Your proposal should highlight the steps the research company will take to ensure that the data is accurate and representative. Depending on the type of survey, checking logic, consistency, and outliers can take a significant amount of time. There should be some process noted to identify inconsistent answers for surveys that collect a significant amount of numerical data (salary survey, market studies, budget planning). Finally, some percentage of mailed surveys need to be verified for data entry accuracy.

Analysis

Straightforward analysis of survey data can meet many objectives. In other cases, multivariate statistical analysis will provide deeper insights to achieve your objectives— making results easier to use. If your objectives include learning about separate segments of your circulation, crosstabulations should be specified.

Deliverables

A variety of reporting options exist for a survey: data tables, a summary of the results, in-depth analysis, graphed presentations, etc. As a result, you need to understand exactly what you'll receive following your survey and in what format.

If report and data table samples aren't offered, ask for them. You want to make sure that data tables are easy to read and attractive. Consider how well write-ups enhance the clarity and usability of the results. If you plan to use your reports in presentations, make sure they'll reflect well on you, or consider the time you'll have to take to reformat the results.

No Surprises!

Make sure the proposal covers all the bases: what you need to do and provide, what the firm will do, when they will do it, and how much it will cost.

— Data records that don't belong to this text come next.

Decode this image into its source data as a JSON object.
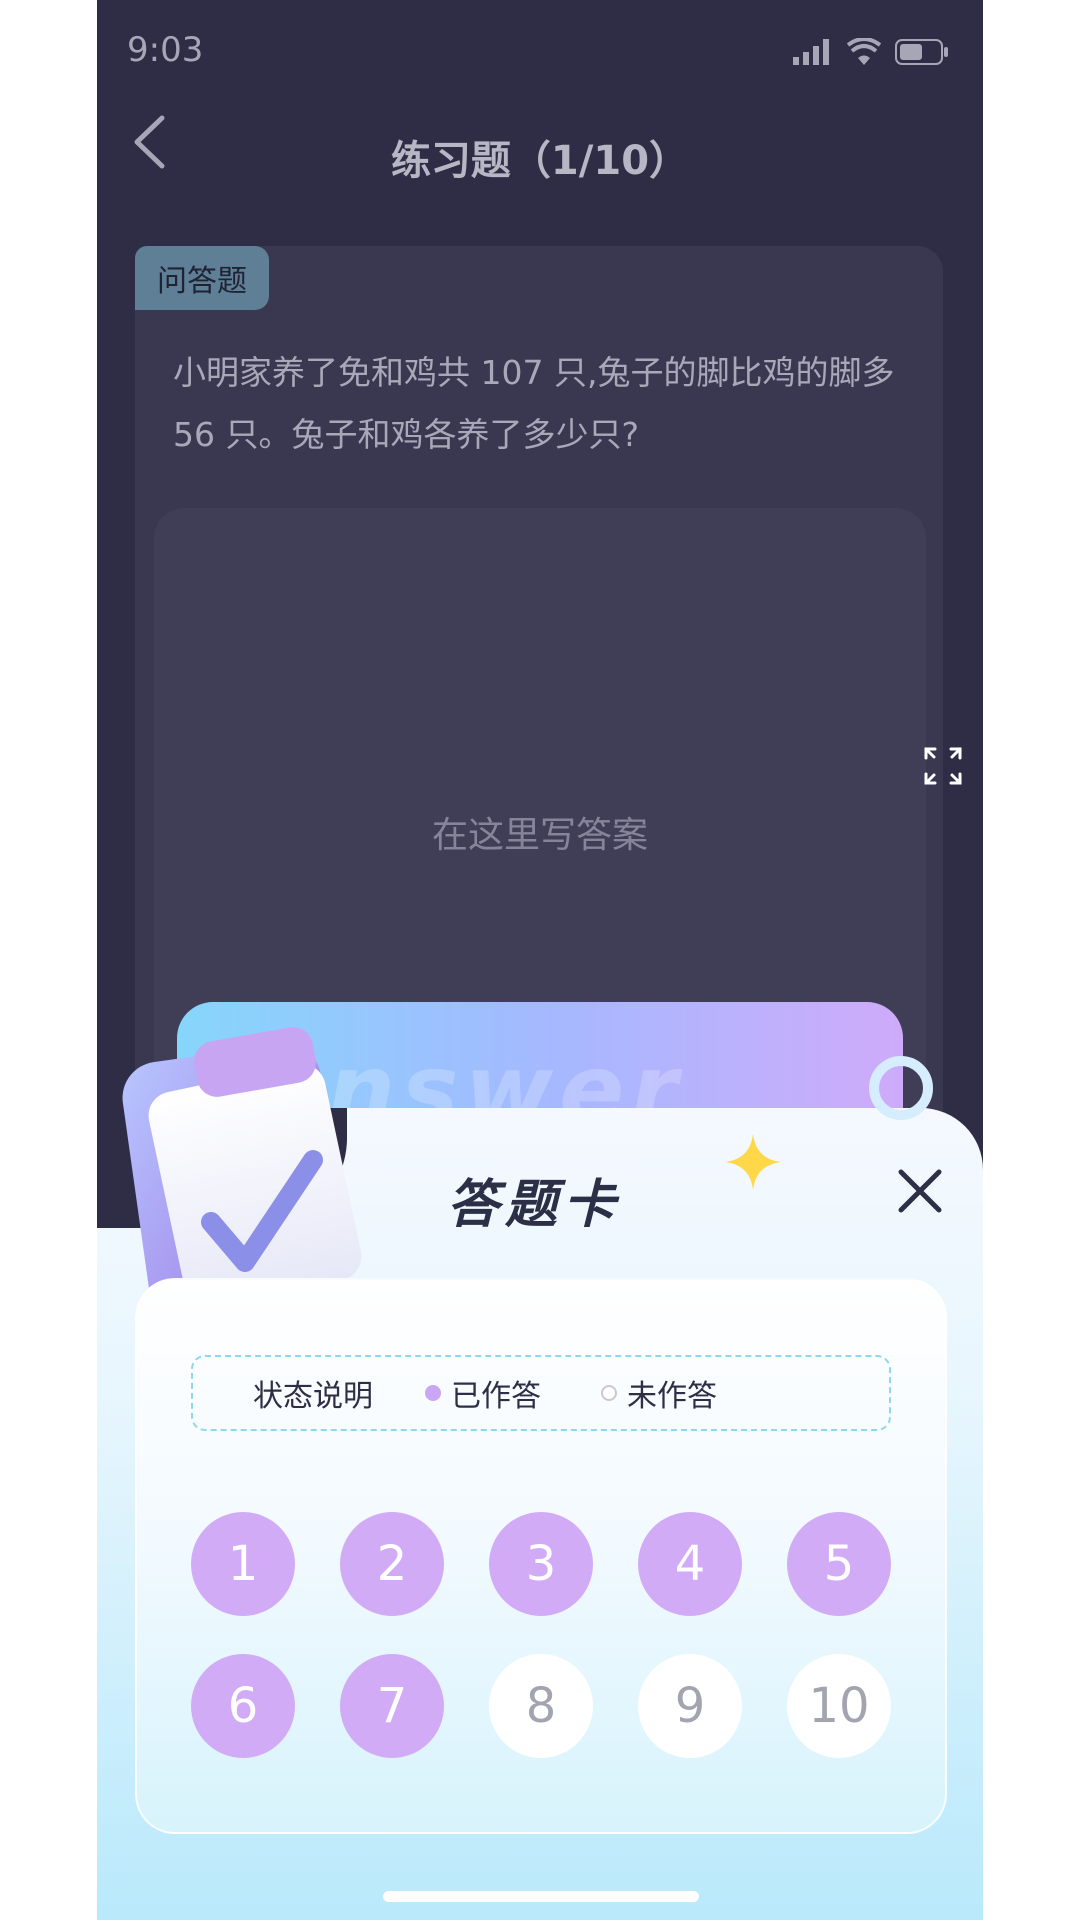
{
  "status_bar": {
    "time": "9:03"
  },
  "header": {
    "title": "练习题（1/10）"
  },
  "question": {
    "type_tag": "问答题",
    "text": "小明家养了免和鸡共 107 只,兔子的脚比鸡的脚多 56 只。兔子和鸡各养了多少只?",
    "answer_placeholder": "在这里写答案"
  },
  "answer_sheet": {
    "watermark": "nswer",
    "title": "答题卡",
    "legend": {
      "label": "状态说明",
      "answered": "已作答",
      "unanswered": "未作答"
    },
    "questions": [
      {
        "number": "1",
        "answered": true
      },
      {
        "number": "2",
        "answered": true
      },
      {
        "number": "3",
        "answered": true
      },
      {
        "number": "4",
        "answered": true
      },
      {
        "number": "5",
        "answered": true
      },
      {
        "number": "6",
        "answered": true
      },
      {
        "number": "7",
        "answered": true
      },
      {
        "number": "8",
        "answered": false
      },
      {
        "number": "9",
        "answered": false
      },
      {
        "number": "10",
        "answered": false
      }
    ]
  },
  "colors": {
    "answered": "#d2abf7",
    "unanswered": "#ffffff",
    "dark_bg": "#2f2d45"
  },
  "icons": [
    "back-icon",
    "signal-icon",
    "wifi-icon",
    "battery-icon",
    "expand-icon",
    "close-icon",
    "clipboard-icon",
    "sparkle-icon"
  ]
}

There should be no surprises in what you need to supply. No "you need how much letterhead and envelopes?" a week before your survey is scheduled to mail.

Review the price carefully and understand what it includes and doesn't include. Avoid the "you want how much to report the results?" after your survey is complete.

Proposals with specific timelines will give you an idea of how long each step of the survey takes and illustrate the total time necessary to complete the project. If you have a deadline of when you need results, make sure it's addressed in the proposal. The annual meeting to go over survey results will be much less engaging if the reports won't be ready in time.

As with many things, you usually get what you pay for from a research provider. You'll almost always be able to find a firm that says they can do the same survey quicker and cheaper than another.

Beware of firms that cut corners by skimping on the time and energy it takes to do your survey right. That's the reason you're using a survey research firm in first place, right? Consider these tips as you evaluate proposals for your project. They should help you find the best value for your research dollar.